Things You'll Need
Cutting board or other flat work surface
Dry spring roll wrappers
Shallow sheet tray, large enough to fit flat wrappers
Spring rolls, a Chinese appetizer served in early spring at the start of a new year, are usually fried, steamed or rolled and chilled. The most time-intensive element is the outer casing, or wrapper. Spring roll wrappers are circular or rectangular and are typically made of a mixture of rice and tapioca flours. They are sold dry in large, flat stacks. You must rehydrate each wrapper individually for a brief period of time to avoid oversaturation and stickiness.
Fill a sheet tray with cold water. Use enough water to submerge a single spring roll wrapper, allowing water to circulate on both sides of the wrapper. Moisten just one wrap at a time.

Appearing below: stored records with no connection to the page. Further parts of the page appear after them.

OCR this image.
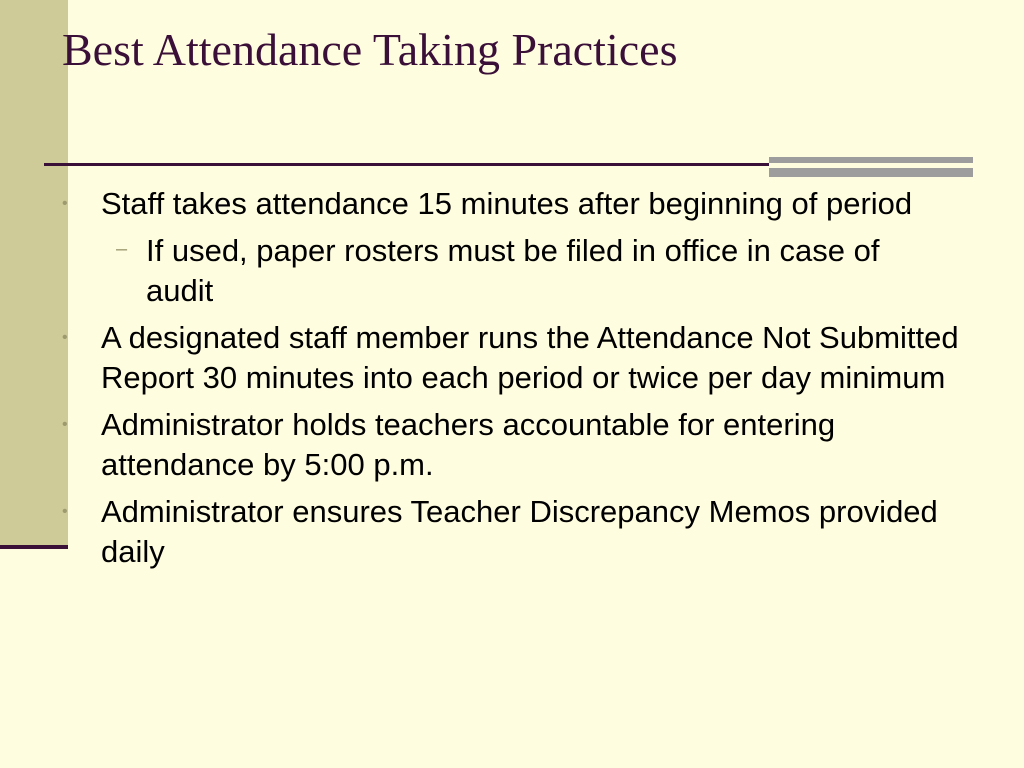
Best Attendance Taking Practices
• Staff takes attendance 15 minutes after beginning of period
– If used, paper rosters must be filed in office in case of audit
• A designated staff member runs the Attendance Not Submitted Report 30 minutes into each period or twice per day minimum
• Administrator holds teachers accountable for entering attendance by 5:00 p.m.
• Administrator ensures Teacher Discrepancy Memos provided daily
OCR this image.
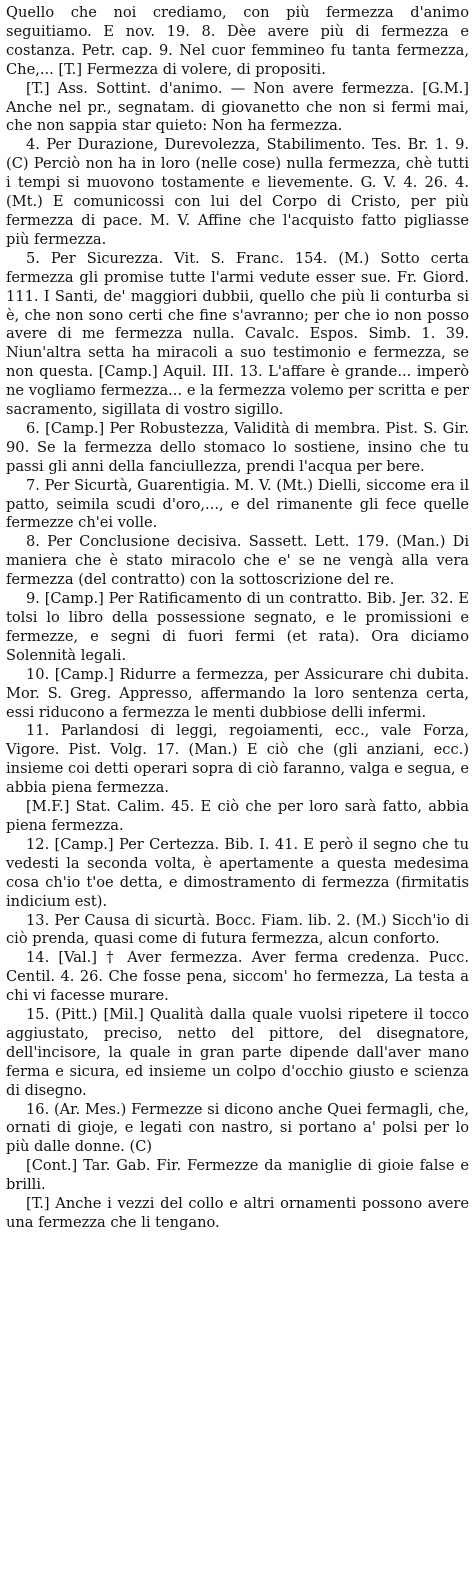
Quello che noi crediamo, con più fermezza d'animo seguitiamo. E nov. 19. 8. Dèe avere più di fermezza e costanza. Petr. cap. 9. Nel cuor femmineo fu tanta fermezza, Che,... [T.] Fermezza di volere, di propositi.

[T.] Ass. Sottint. d'animo. — Non avere fermezza. [G.M.] Anche nel pr., segnatam. di giovanetto che non si fermi mai, che non sappia star quieto: Non ha fermezza.

4. Per Durazione, Durevolezza, Stabilimento. Tes. Br. 1. 9. (C) Perciò non ha in loro (nelle cose) nulla fermezza, chè tutti i tempi si muovono tostamente e lievemente. G. V. 4. 26. 4. (Mt.) E comunicossi con lui del Corpo di Cristo, per più fermezza di pace. M. V. Affine che l'acquisto fatto pigliasse più fermezza.

5. Per Sicurezza. Vit. S. Franc. 154. (M.) Sotto certa fermezza gli promise tutte l'armi vedute esser sue. Fr. Giord. 111. I Santi, de' maggiori dubbii, quello che più li conturba si è, che non sono certi che fine s'avranno; per che io non posso avere di me fermezza nulla. Cavalc. Espos. Simb. 1. 39. Niun'altra setta ha miracoli a suo testimonio e fermezza, se non questa. [Camp.] Aquil. III. 13. L'affare è grande... imperò ne vogliamo fermezza... e la fermezza volemo per scritta e per sacramento, sigillata di vostro sigillo.

6. [Camp.] Per Robustezza, Validità di membra. Pist. S. Gir. 90. Se la fermezza dello stomaco lo sostiene, insino che tu passi gli anni della fanciullezza, prendi l'acqua per bere.

7. Per Sicurtà, Guarentigia. M. V. (Mt.) Dielli, siccome era il patto, seimila scudi d'oro,..., e del rimanente gli fece quelle fermezze ch'ei volle.

8. Per Conclusione decisiva. Sassett. Lett. 179. (Man.) Di maniera che è stato miracolo che e' se ne vengà alla vera fermezza (del contratto) con la sottoscrizione del re.

9. [Camp.] Per Ratificamento di un contratto. Bib. Jer. 32. E tolsi lo libro della possessione segnato, e le promissioni e fermezze, e segni di fuori fermi (et rata). Ora diciamo Solennità legali.

10. [Camp.] Ridurre a fermezza, per Assicurare chi dubita. Mor. S. Greg. Appresso, affermando la loro sentenza certa, essi riducono a fermezza le menti dubbiose delli infermi.

11. Parlandosi di leggi, regoiamenti, ecc., vale Forza, Vigore. Pist. Volg. 17. (Man.) E ciò che (gli anziani, ecc.) insieme coi detti operari sopra di ciò faranno, valga e segua, e abbia piena fermezza.

[M.F.] Stat. Calim. 45. E ciò che per loro sarà fatto, abbia piena fermezza.

12. [Camp.] Per Certezza. Bib. I. 41. E però il segno che tu vedesti la seconda volta, è apertamente a questa medesima cosa ch'io t'oe detta, e dimostramento di fermezza (firmitatis indicium est).

13. Per Causa di sicurtà. Bocc. Fiam. lib. 2. (M.) Sicch'io di ciò prenda, quasi come di futura fermezza, alcun conforto.

14. [Val.] † Aver fermezza. Aver ferma credenza. Pucc. Centil. 4. 26. Che fosse pena, siccom' ho fermezza, La testa a chi vi facesse murare.

15. (Pitt.) [Mil.] Qualità dalla quale vuolsi ripetere il tocco aggiustato, preciso, netto del pittore, del disegnatore, dell'incisore, la quale in gran parte dipende dall'aver mano ferma e sicura, ed insieme un colpo d'occhio giusto e scienza di disegno.

16. (Ar. Mes.) Fermezze si dicono anche Quei fermagli, che, ornati di gioje, e legati con nastro, si portano a' polsi per lo più dalle donne. (C)

[Cont.] Tar. Gab. Fir. Fermezze da maniglie di gioie false e brilli.

[T.] Anche i vezzi del collo e altri ornamenti possono avere una fermezza che li tengano.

Add a spring roll wrapper to the water, flipping it once or twice to ensure that both sides are moistened. Leave the wrapper submerged for between 30 seconds and two minutes, depending on the brand and type of wrapper you've purchased. The wrapper should be flexible but not overly soggy. It should be pliable but not too firm or liable to split.
Gently remove the wrapper, keeping it from sticking to itself, and allow excess water to drain off into the sheet tray. Carefully lay the wrapper flat on the dry cutting board, and add another dry spring roll wrapper to the water. You are now ready to begin filling, and rolling, your spring rolls. By the time you've completed one spring roll, the wrapper you placed in the water should be ready for rolling.
Fill multiple sheet trays with water for multiple soaks, but keep rolling speed in mind. You don't want the wrapper to over soak; all natural rice starches will leech out into the water, and you'll be left with soggy segments.